9. A construction cost control system, applicable to the construction cost control method described in any one of claims 1-8, characterized in that, The system includes: an identification framework construction module, a data acquisition module, a knowledge graph construction module, an analysis and identification module, an accounting and visualization module, an early warning module, and a control measure generation module; The identification framework construction module is used to build a holographic identification framework for hidden costs throughout the construction cycle, defining the types, occurrence scenarios, and accounting rules of various hidden costs; The data acquisition module is connected to multiple IoT sensing devices to collect multi-dimensional unstructured data in real time during the construction process, and to preprocess and standardize the data storage. The knowledge graph construction module is used to construct a hidden cost knowledge graph and establish a network of relationships between hidden costs and construction behavior, management decisions, and the external environment. The analysis and identification module is used to analyze the preprocessed real-time data using deep learning algorithms, and combined with the implicit cost knowledge graph, to identify the inducing factors and transmission paths of implicit costs, and mark potential implicit cost occurrence nodes. The accounting visualization module is used to quantify and calculate the identified hidden costs, generate statistical reports and present them visually, and at the same time realize the source analysis of hidden costs. The early warning module is used to set a dynamic threshold early warning mechanism, which automatically adjusts the early warning threshold according to project characteristics, construction stage and cost control objectives.

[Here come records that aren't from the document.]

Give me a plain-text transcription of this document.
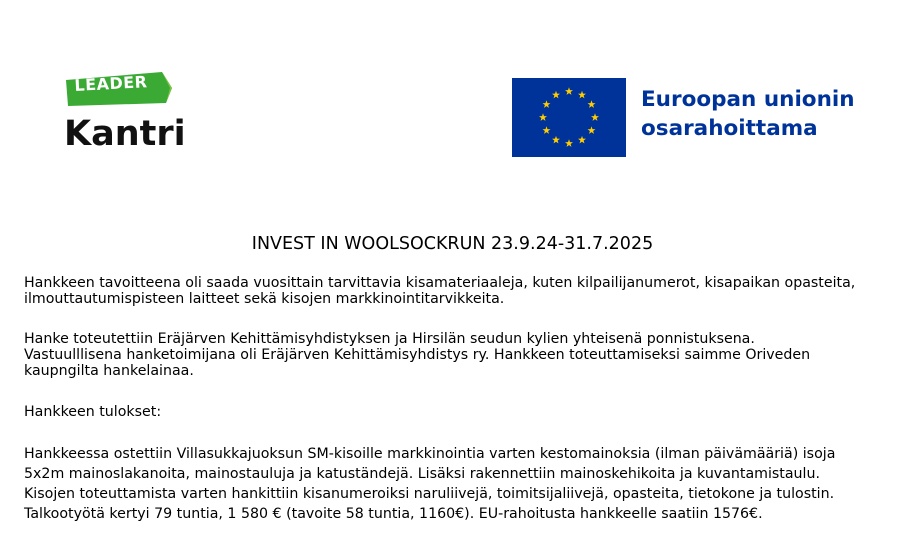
LEADER
Kantri
Euroopan unionin
osarahoittama
INVEST IN WOOLSOCKRUN 23.9.24-31.7.2025
Hankkeen tavoitteena oli saada vuosittain tarvittavia kisamateriaaleja, kuten kilpailijanumerot, kisapaikan opasteita,
ilmouttautumispisteen laitteet sekä kisojen markkinointitarvikkeita.
Hanke toteutettiin Eräjärven Kehittämisyhdistyksen ja Hirsilän seudun kylien yhteisenä ponnistuksena.
Vastuulllisena hanketoimijana oli Eräjärven Kehittämisyhdistys ry. Hankkeen toteuttamiseksi saimme Oriveden
kaupngilta hankelainaa.
Hankkeen tulokset:
Hankkeessa ostettiin Villasukkajuoksun SM-kisoille markkinointia varten kestomainoksia (ilman päivämääriä) isoja
5x2m mainoslakanoita, mainostauluja ja katuständejä. Lisäksi rakennettiin mainoskehikoita ja kuvantamistaulu.
Kisojen toteuttamista varten hankittiin kisanumeroiksi naruliivejä, toimitsijaliivejä, opasteita, tietokone ja tulostin.
Talkootyötä kertyi 79 tuntia, 1 580 € (tavoite 58 tuntia, 1160€). EU-rahoitusta hankkeelle saatiin 1576€.
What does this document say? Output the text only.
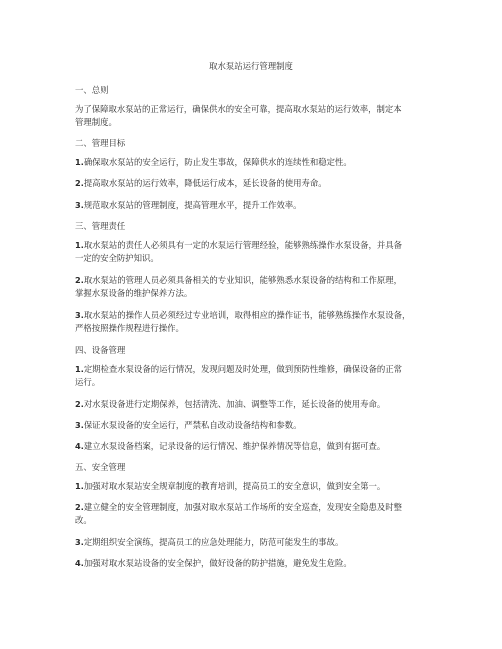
取水泵站运行管理制度
一、总则
为了保障取水泵站的正常运行，确保供水的安全可靠，提高取水泵站的运行效率，制定本
管理制度。
二、管理目标
1.确保取水泵站的安全运行，防止发生事故，保障供水的连续性和稳定性。
2.提高取水泵站的运行效率，降低运行成本，延长设备的使用寿命。
3.规范取水泵站的管理制度，提高管理水平，提升工作效率。
三、管理责任
1.取水泵站的责任人必须具有一定的水泵运行管理经验，能够熟练操作水泵设备，并具备
一定的安全防护知识。
2.取水泵站的管理人员必须具备相关的专业知识，能够熟悉水泵设备的结构和工作原理，
掌握水泵设备的维护保养方法。
3.取水泵站的操作人员必须经过专业培训，取得相应的操作证书，能够熟练操作水泵设备，
严格按照操作规程进行操作。
四、设备管理
1.定期检查水泵设备的运行情况，发现问题及时处理，做到预防性维修，确保设备的正常
运行。
2.对水泵设备进行定期保养，包括清洗、加油、调整等工作，延长设备的使用寿命。
3.保证水泵设备的安全运行，严禁私自改动设备结构和参数。
4.建立水泵设备档案，记录设备的运行情况、维护保养情况等信息，做到有据可查。
五、安全管理
1.加强对取水泵站安全规章制度的教育培训，提高员工的安全意识，做到安全第一。
2.建立健全的安全管理制度，加强对取水泵站工作场所的安全巡查，发现安全隐患及时整
改。
3.定期组织安全演练，提高员工的应急处理能力，防范可能发生的事故。
4.加强对取水泵站设备的安全保护，做好设备的防护措施，避免发生危险。
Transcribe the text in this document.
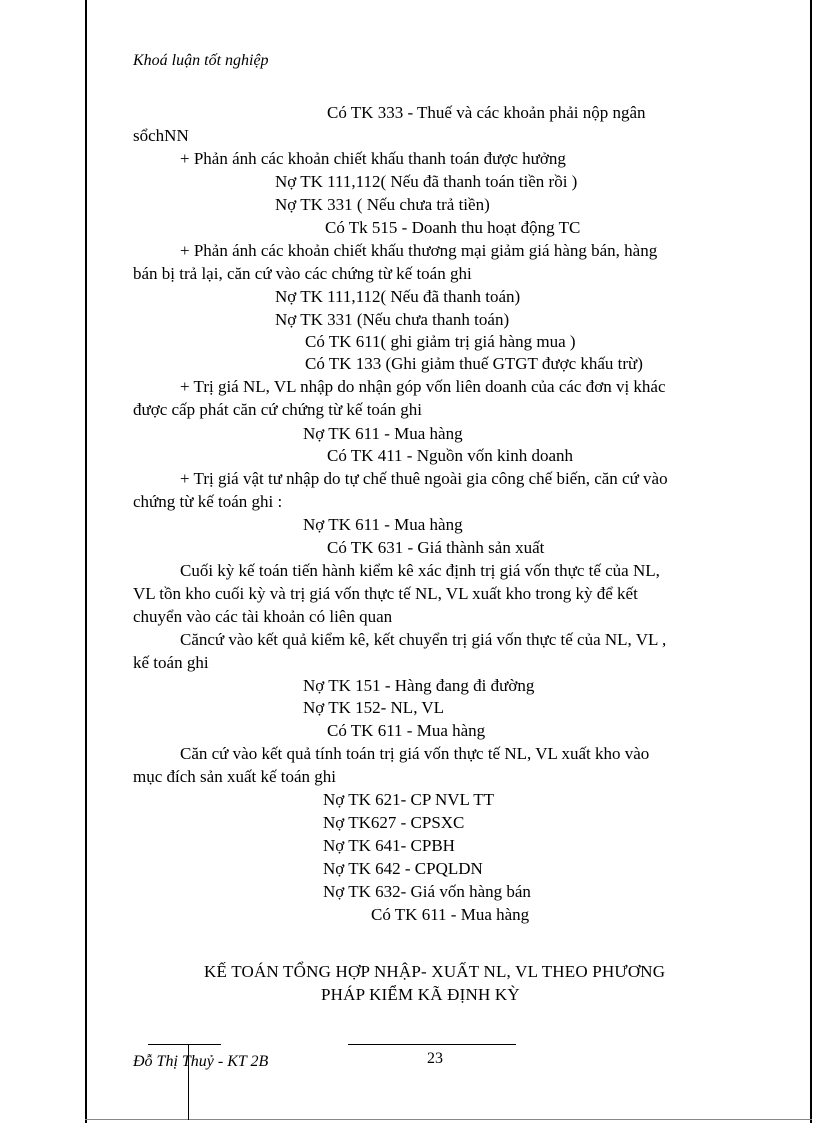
Khoá luận tốt nghiệp
Có TK 333 - Thuế và các khoản phải nộp ngân
sổchNN
+ Phản ánh các khoản chiết khấu thanh toán được hưởng
Nợ TK 111,112( Nếu đã thanh toán tiền rồi )
Nợ TK 331 ( Nếu chưa trả tiền)
Có Tk 515 - Doanh thu hoạt động TC
+ Phản ánh các khoản chiết khấu thương mại giảm giá hàng bán, hàng
bán bị trả lại, căn cứ vào các chứng từ kế toán ghi
Nợ TK 111,112( Nếu đã thanh toán)
Nợ TK 331 (Nếu chưa thanh toán)
Có TK 611( ghi giảm trị giá hàng mua )
Có TK 133 (Ghi giảm thuế GTGT được khấu trừ)
+ Trị giá NL, VL nhập do nhận góp vốn liên doanh của các đơn vị khác
được cấp phát căn cứ chứng từ kế toán ghi
Nợ TK 611 - Mua hàng
Có TK 411 - Nguồn vốn kinh doanh
+ Trị giá vật tư nhập do tự chế thuê ngoài gia công chế biến, căn cứ vào
chứng từ kế toán ghi :
Nợ TK 611 - Mua hàng
Có TK 631 - Giá thành sản xuất
Cuối kỳ kế toán tiến hành kiểm kê xác định trị giá vốn thực tế của NL,
VL tồn kho cuối kỳ và trị giá vốn thực tế NL, VL xuất kho trong kỳ để kết
chuyển vào các tài khoản có liên quan
Căncứ vào kết quả kiểm kê, kết chuyển trị giá vốn thực tế của NL, VL ,
kế toán ghi
Nợ TK 151 - Hàng đang đi đường
Nợ TK 152- NL, VL
Có TK 611 - Mua hàng
Căn cứ vào kết quả tính toán trị giá vốn thực tế NL, VL xuất kho vào
mục đích sản xuất kế toán ghi
Nợ TK 621- CP NVL TT
Nợ TK627 - CPSXC
Nợ TK 641- CPBH
Nợ TK 642 - CPQLDN
Nợ TK 632- Giá vốn hàng bán
Có TK 611 - Mua hàng
KẾ TOÁN TỔNG HỢP NHẬP- XUẤT NL, VL THEO PHƯƠNG
PHÁP KIỂM KÃ ĐỊNH KỲ
Đỗ Thị Thuỷ - KT 2B	23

When the cumulative value of a certain type of hidden cost approaches or exceeds the corresponding threshold, the corresponding level of early warning signal is triggered. The control measures generation module is used to generate targeted hidden cost control measures based on early warning information and source analysis results, push them to relevant management personnel, track the implementation effect, and continuously optimize the control strategy.

10. A computer-readable storage medium having a computer program stored thereon, characterized in that, When the computer program is executed by the processor, it implements the steps of the construction cost control method according to any one of claims 1-8.